O STF ignorou as provas de inocência e condenou Pizzolato a mais de 12 anos de prisão, além do pagamento de multa milionária.
Sem ter direito a recorrer da decisão, pois foi julgado diretamente na última instância, buscou a Itália como refúgio e lugar para brigar por sua inocência. O Brasil contratou advogado na Itália, a peso de ouro, para conseguir a extradição de Pizzolato e conseguiu.
Preso no Brasil, foi alvo de uma avalanche de outros processos nas esferas criminal, cível e administrativa, no TCU e na CVM – todos com fundamento no erro do STF que transformou dinheiro privado, da Visanet, em dinheiro público do BB.
Um caso típico de lawfare que se vale de julgamentos de exceção, da distorção das leis, de denúncias com mesmo objeto em processos distintos, da cobertura midiática e da perseguição judicial inclusive contra familiares.
O modus operandi da (in)justiça
Os quatro casos aqui relatados expressam a tortura jurídica travestida de combate à corrupção.
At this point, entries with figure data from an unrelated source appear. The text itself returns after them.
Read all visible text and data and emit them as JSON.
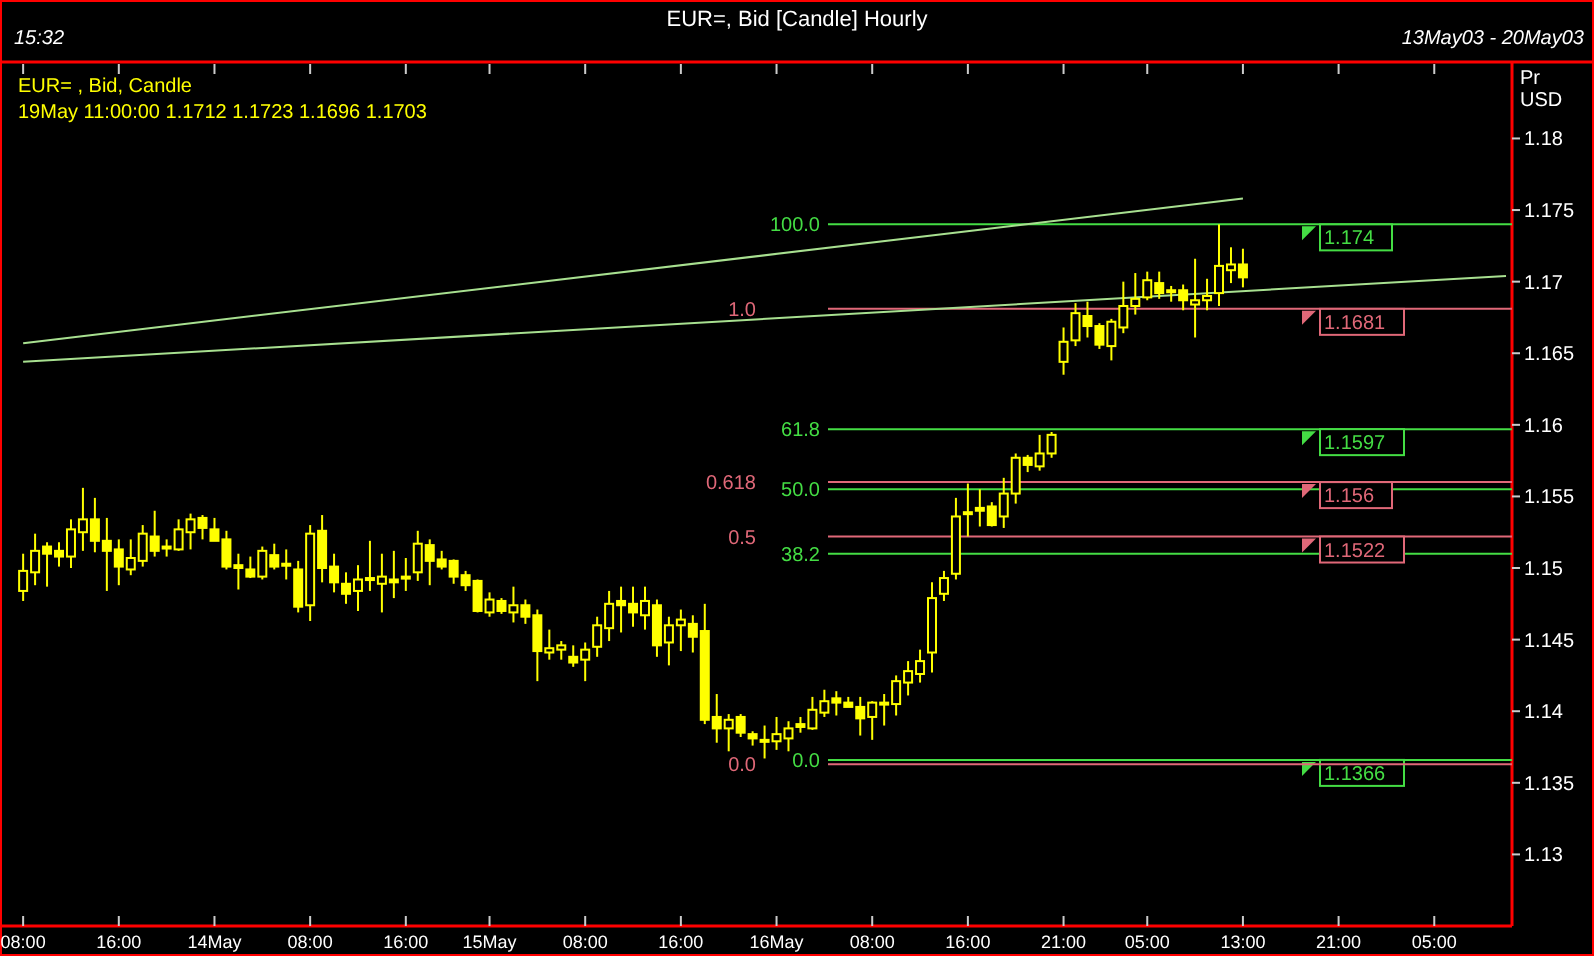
{
  "chart_data": {
    "type": "candlestick",
    "title": "EUR=, Bid [Candle] Hourly",
    "subtitle": "13May03 - 20May03",
    "ylabel": "Pr USD",
    "color": "#ffff00",
    "annotations": [
      "15:32",
      "EUR= , Bid, Candle",
      "19May 11:00:00 1.1712 1.1723 1.1696 1.1703",
      "100.0",
      "61.8",
      "50.0",
      "38.2",
      "0.0",
      "1.0",
      "0.618",
      "0.5",
      "0.0"
    ],
    "categories": [
      "08:00",
      null,
      null,
      null,
      null,
      null,
      null,
      null,
      "16:00",
      null,
      null,
      null,
      null,
      null,
      null,
      null,
      "14May",
      null,
      null,
      null,
      null,
      null,
      null,
      null,
      "08:00",
      null,
      null,
      null,
      null,
      null,
      null,
      null,
      "16:00",
      null,
      null,
      null,
      null,
      null,
      null,
      "15May",
      null,
      null,
      null,
      null,
      null,
      null,
      null,
      "08:00",
      null,
      null,
      null,
      null,
      null,
      null,
      null,
      "16:00",
      null,
      null,
      null,
      null,
      null,
      null,
      null,
      "16May",
      null,
      null,
      null,
      null,
      null,
      null,
      null,
      "08:00",
      null,
      null,
      null,
      null,
      null,
      null,
      null,
      "16:00",
      null,
      null,
      null,
      null,
      null,
      null,
      null,
      "21:00",
      null,
      null,
      null,
      null,
      null,
      null,
      "05:00",
      null,
      null,
      null,
      null,
      null,
      null,
      null,
      "13:00",
      null,
      null,
      null,
      null,
      null,
      null,
      null,
      "21:00",
      null,
      null,
      null,
      null,
      null,
      null,
      null,
      "05:00",
      null,
      null,
      null,
      null,
      null,
      null
    ],
    "ylim": [
      1.125,
      1.1852
    ],
    "yticks": [
      1.13,
      1.135,
      1.14,
      1.145,
      1.15,
      1.155,
      1.16,
      1.165,
      1.17,
      1.175,
      1.18
    ],
    "ohlc": [
      [
        1.1484,
        1.151,
        1.1477,
        1.1498
      ],
      [
        1.1497,
        1.1524,
        1.1488,
        1.1512
      ],
      [
        1.1515,
        1.1518,
        1.1487,
        1.151
      ],
      [
        1.1512,
        1.1518,
        1.1501,
        1.1508
      ],
      [
        1.1508,
        1.1534,
        1.15,
        1.1527
      ],
      [
        1.1525,
        1.1556,
        1.1512,
        1.1534
      ],
      [
        1.1534,
        1.1549,
        1.1511,
        1.1519
      ],
      [
        1.1519,
        1.1535,
        1.1484,
        1.1512
      ],
      [
        1.1513,
        1.152,
        1.1488,
        1.1501
      ],
      [
        1.1499,
        1.152,
        1.1495,
        1.1507
      ],
      [
        1.1505,
        1.153,
        1.1501,
        1.1524
      ],
      [
        1.1522,
        1.154,
        1.1508,
        1.1512
      ],
      [
        1.1515,
        1.152,
        1.1508,
        1.1515
      ],
      [
        1.1513,
        1.1534,
        1.1512,
        1.1527
      ],
      [
        1.1525,
        1.1538,
        1.1513,
        1.1534
      ],
      [
        1.1535,
        1.1537,
        1.152,
        1.1528
      ],
      [
        1.1527,
        1.1535,
        1.1519,
        1.1519
      ],
      [
        1.152,
        1.1526,
        1.1499,
        1.1501
      ],
      [
        1.1502,
        1.151,
        1.1485,
        1.15
      ],
      [
        1.1499,
        1.1508,
        1.1493,
        1.1494
      ],
      [
        1.1494,
        1.1515,
        1.1492,
        1.1512
      ],
      [
        1.1509,
        1.1517,
        1.1499,
        1.1501
      ],
      [
        1.1503,
        1.1513,
        1.1492,
        1.1503
      ],
      [
        1.1499,
        1.1505,
        1.1469,
        1.1473
      ],
      [
        1.1474,
        1.153,
        1.1463,
        1.1524
      ],
      [
        1.1526,
        1.1537,
        1.149,
        1.15
      ],
      [
        1.1501,
        1.151,
        1.1483,
        1.149
      ],
      [
        1.1489,
        1.1497,
        1.1475,
        1.1482
      ],
      [
        1.1484,
        1.1502,
        1.147,
        1.1492
      ],
      [
        1.1493,
        1.1519,
        1.1484,
        1.1493
      ],
      [
        1.1489,
        1.151,
        1.1469,
        1.1494
      ],
      [
        1.1492,
        1.1512,
        1.1479,
        1.149
      ],
      [
        1.1494,
        1.1507,
        1.1484,
        1.1494
      ],
      [
        1.1497,
        1.1526,
        1.1491,
        1.1517
      ],
      [
        1.1516,
        1.152,
        1.1488,
        1.1505
      ],
      [
        1.1506,
        1.1512,
        1.1499,
        1.1501
      ],
      [
        1.1505,
        1.1506,
        1.1489,
        1.1494
      ],
      [
        1.1495,
        1.1498,
        1.1484,
        1.1488
      ],
      [
        1.1491,
        1.1492,
        1.1469,
        1.147
      ],
      [
        1.1469,
        1.1483,
        1.1466,
        1.1478
      ],
      [
        1.1477,
        1.1479,
        1.1468,
        1.147
      ],
      [
        1.1469,
        1.1487,
        1.1462,
        1.1474
      ],
      [
        1.1474,
        1.1478,
        1.1461,
        1.1466
      ],
      [
        1.1467,
        1.1471,
        1.1421,
        1.1442
      ],
      [
        1.1441,
        1.1457,
        1.1436,
        1.1444
      ],
      [
        1.1443,
        1.1449,
        1.1436,
        1.1446
      ],
      [
        1.1438,
        1.1446,
        1.1431,
        1.1434
      ],
      [
        1.1436,
        1.1448,
        1.1421,
        1.1443
      ],
      [
        1.1445,
        1.1466,
        1.1438,
        1.146
      ],
      [
        1.1458,
        1.1484,
        1.1449,
        1.1475
      ],
      [
        1.1477,
        1.1487,
        1.1455,
        1.1474
      ],
      [
        1.1475,
        1.1487,
        1.1459,
        1.1469
      ],
      [
        1.1467,
        1.1487,
        1.1457,
        1.1477
      ],
      [
        1.1474,
        1.1478,
        1.1438,
        1.1446
      ],
      [
        1.1448,
        1.1466,
        1.1432,
        1.146
      ],
      [
        1.146,
        1.1471,
        1.1442,
        1.1464
      ],
      [
        1.1461,
        1.1467,
        1.1441,
        1.1452
      ],
      [
        1.1456,
        1.1475,
        1.1391,
        1.1394
      ],
      [
        1.1396,
        1.1412,
        1.1378,
        1.1388
      ],
      [
        1.1388,
        1.1398,
        1.1372,
        1.1394
      ],
      [
        1.1396,
        1.1398,
        1.1382,
        1.1385
      ],
      [
        1.1384,
        1.1386,
        1.1376,
        1.1381
      ],
      [
        1.138,
        1.139,
        1.1367,
        1.138
      ],
      [
        1.1379,
        1.1396,
        1.1373,
        1.1384
      ],
      [
        1.1381,
        1.1393,
        1.1372,
        1.1388
      ],
      [
        1.1391,
        1.1396,
        1.1385,
        1.1389
      ],
      [
        1.1388,
        1.141,
        1.1387,
        1.1401
      ],
      [
        1.1399,
        1.1415,
        1.1396,
        1.1407
      ],
      [
        1.1409,
        1.1414,
        1.1397,
        1.1406
      ],
      [
        1.1406,
        1.141,
        1.1403,
        1.1403
      ],
      [
        1.1403,
        1.141,
        1.1383,
        1.1395
      ],
      [
        1.1396,
        1.1407,
        1.138,
        1.1406
      ],
      [
        1.1406,
        1.1412,
        1.139,
        1.1406
      ],
      [
        1.1405,
        1.1425,
        1.1397,
        1.1421
      ],
      [
        1.142,
        1.1435,
        1.1411,
        1.1428
      ],
      [
        1.1426,
        1.1443,
        1.142,
        1.1435
      ],
      [
        1.1441,
        1.149,
        1.1427,
        1.1479
      ],
      [
        1.1482,
        1.1498,
        1.1477,
        1.1493
      ],
      [
        1.1496,
        1.1549,
        1.1492,
        1.1536
      ],
      [
        1.1539,
        1.1559,
        1.1522,
        1.1539
      ],
      [
        1.1542,
        1.1555,
        1.1529,
        1.154
      ],
      [
        1.1543,
        1.1546,
        1.1529,
        1.153
      ],
      [
        1.1536,
        1.1563,
        1.1528,
        1.1552
      ],
      [
        1.1552,
        1.158,
        1.1545,
        1.1577
      ],
      [
        1.1577,
        1.1579,
        1.1567,
        1.1572
      ],
      [
        1.1571,
        1.1593,
        1.1568,
        1.158
      ],
      [
        1.158,
        1.1595,
        1.1577,
        1.1593
      ],
      [
        1.1644,
        1.1668,
        1.1635,
        1.1658
      ],
      [
        1.1659,
        1.1685,
        1.1655,
        1.1678
      ],
      [
        1.1676,
        1.1686,
        1.1661,
        1.1669
      ],
      [
        1.1669,
        1.1671,
        1.1653,
        1.1656
      ],
      [
        1.1655,
        1.1674,
        1.1645,
        1.1672
      ],
      [
        1.1668,
        1.17,
        1.1664,
        1.1683
      ],
      [
        1.1683,
        1.1706,
        1.1677,
        1.1688
      ],
      [
        1.1689,
        1.1707,
        1.1687,
        1.1701
      ],
      [
        1.1699,
        1.1707,
        1.1688,
        1.1692
      ],
      [
        1.1694,
        1.1697,
        1.1686,
        1.1694
      ],
      [
        1.1694,
        1.1698,
        1.168,
        1.1687
      ],
      [
        1.1684,
        1.1716,
        1.1661,
        1.1687
      ],
      [
        1.1687,
        1.1702,
        1.168,
        1.169
      ],
      [
        1.1692,
        1.174,
        1.1683,
        1.1711
      ],
      [
        1.1708,
        1.1724,
        1.1699,
        1.1712
      ],
      [
        1.1712,
        1.1723,
        1.1696,
        1.1703
      ],
      null,
      null,
      null,
      null,
      null,
      null,
      null,
      null,
      null,
      null,
      null,
      null,
      null,
      null,
      null,
      null,
      null,
      null,
      null,
      null,
      null,
      null
    ],
    "series": [
      {
        "type": "line",
        "color": "#a8e090",
        "values": [
          1.1657,
          null,
          null,
          null,
          null,
          null,
          null,
          null,
          null,
          null,
          null,
          null,
          null,
          null,
          null,
          null,
          null,
          null,
          null,
          null,
          null,
          null,
          null,
          null,
          null,
          null,
          null,
          null,
          null,
          null,
          null,
          null,
          null,
          null,
          null,
          null,
          null,
          null,
          null,
          null,
          null,
          null,
          null,
          null,
          null,
          null,
          null,
          null,
          null,
          null,
          null,
          null,
          null,
          null,
          null,
          null,
          null,
          null,
          null,
          null,
          null,
          null,
          null,
          null,
          null,
          null,
          null,
          null,
          null,
          null,
          null,
          null,
          null,
          null,
          null,
          null,
          null,
          null,
          null,
          null,
          null,
          null,
          null,
          null,
          null,
          null,
          null,
          null,
          null,
          null,
          null,
          null,
          null,
          null,
          null,
          null,
          null,
          null,
          null,
          null,
          null,
          null,
          1.1758,
          null,
          null,
          null,
          null,
          null,
          null,
          null,
          null,
          null,
          null,
          null,
          null,
          null,
          null,
          null,
          null,
          null,
          null,
          null,
          null,
          null,
          null
        ]
      },
      {
        "type": "line",
        "color": "#a8e090",
        "values": [
          1.1644,
          null,
          null,
          null,
          null,
          null,
          null,
          null,
          null,
          null,
          null,
          null,
          null,
          null,
          null,
          null,
          null,
          null,
          null,
          null,
          null,
          null,
          null,
          null,
          null,
          null,
          null,
          null,
          null,
          null,
          null,
          null,
          null,
          null,
          null,
          null,
          null,
          null,
          null,
          null,
          null,
          null,
          null,
          null,
          null,
          null,
          null,
          null,
          null,
          null,
          null,
          null,
          null,
          null,
          null,
          null,
          null,
          null,
          null,
          null,
          null,
          null,
          null,
          null,
          null,
          null,
          null,
          null,
          null,
          null,
          null,
          null,
          null,
          null,
          null,
          null,
          null,
          null,
          null,
          null,
          null,
          null,
          null,
          null,
          null,
          null,
          null,
          null,
          null,
          null,
          null,
          null,
          null,
          null,
          null,
          null,
          null,
          null,
          null,
          null,
          null,
          null,
          null,
          null,
          null,
          null,
          null,
          null,
          null,
          null,
          null,
          null,
          null,
          null,
          null,
          null,
          null,
          null,
          null,
          null,
          null,
          null,
          null,
          null,
          1.1704
        ]
      }
    ],
    "ref_lines": [
      {
        "axis": "y",
        "value": 1.174,
        "label": "1.174",
        "color": "#44dd44"
      },
      {
        "axis": "y",
        "value": 1.1597,
        "label": "1.1597",
        "color": "#44dd44"
      },
      {
        "axis": "y",
        "value": 1.1555,
        "color": "#44dd44"
      },
      {
        "axis": "y",
        "value": 1.151,
        "color": "#44dd44"
      },
      {
        "axis": "y",
        "value": 1.1366,
        "label": "1.1366",
        "color": "#44dd44"
      },
      {
        "axis": "y",
        "value": 1.1681,
        "label": "1.1681",
        "color": "#e06878"
      },
      {
        "axis": "y",
        "value": 1.156,
        "label": "1.156",
        "color": "#e06878"
      },
      {
        "axis": "y",
        "value": 1.1522,
        "label": "1.1522",
        "color": "#e06878"
      },
      {
        "axis": "y",
        "value": 1.1363,
        "color": "#e06878"
      }
    ]
  }
}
Os acusados foram sumariamente julgados como culpados pela opinião pública à medida que os fatos eram vazados calculadamente, dia após dia, aos principais veículos de comunicação de massa, desse modo só coube à Justiça confirmar o veredito final.
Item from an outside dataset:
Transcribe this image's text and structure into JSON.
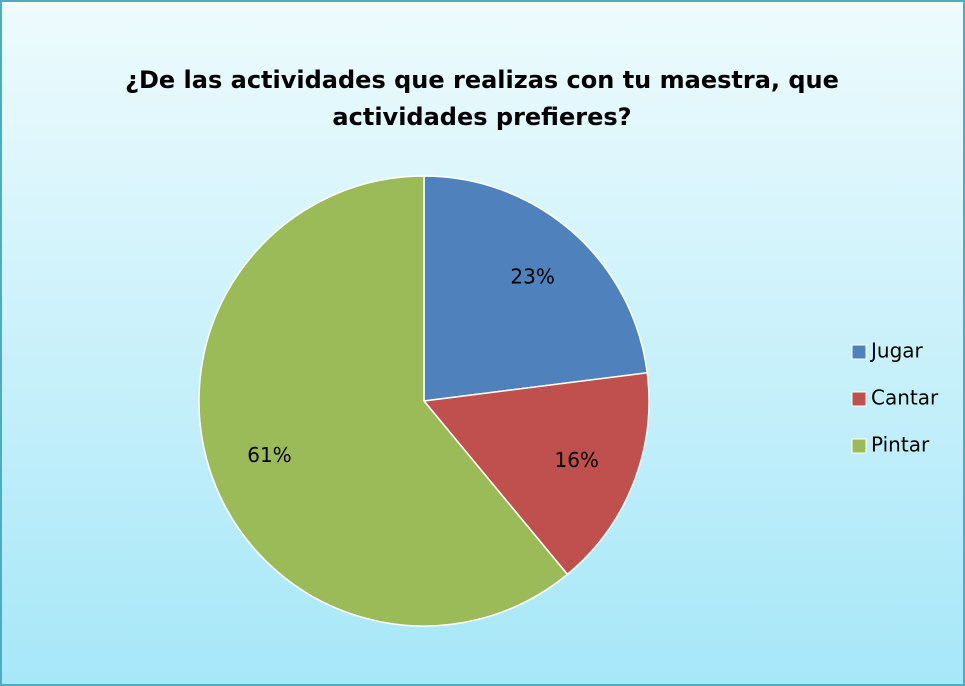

O método de produção da denúncia contou com órgãos de controle aliados à Justiça, que desprezou a jurisdição dos fatos, em alguns casos. Em outros, construiu artifícios para que magistrados e promotores “amigos” fossem usados como instrumentadores na construção de uma linha de montagem de processos viciados, travestidos de materialidades. Por fim, os acusados tiveram suas vidas destruídas para sempre, pois a imagem de culpado ficou no imaginário do senso comum, ávido por novos casos.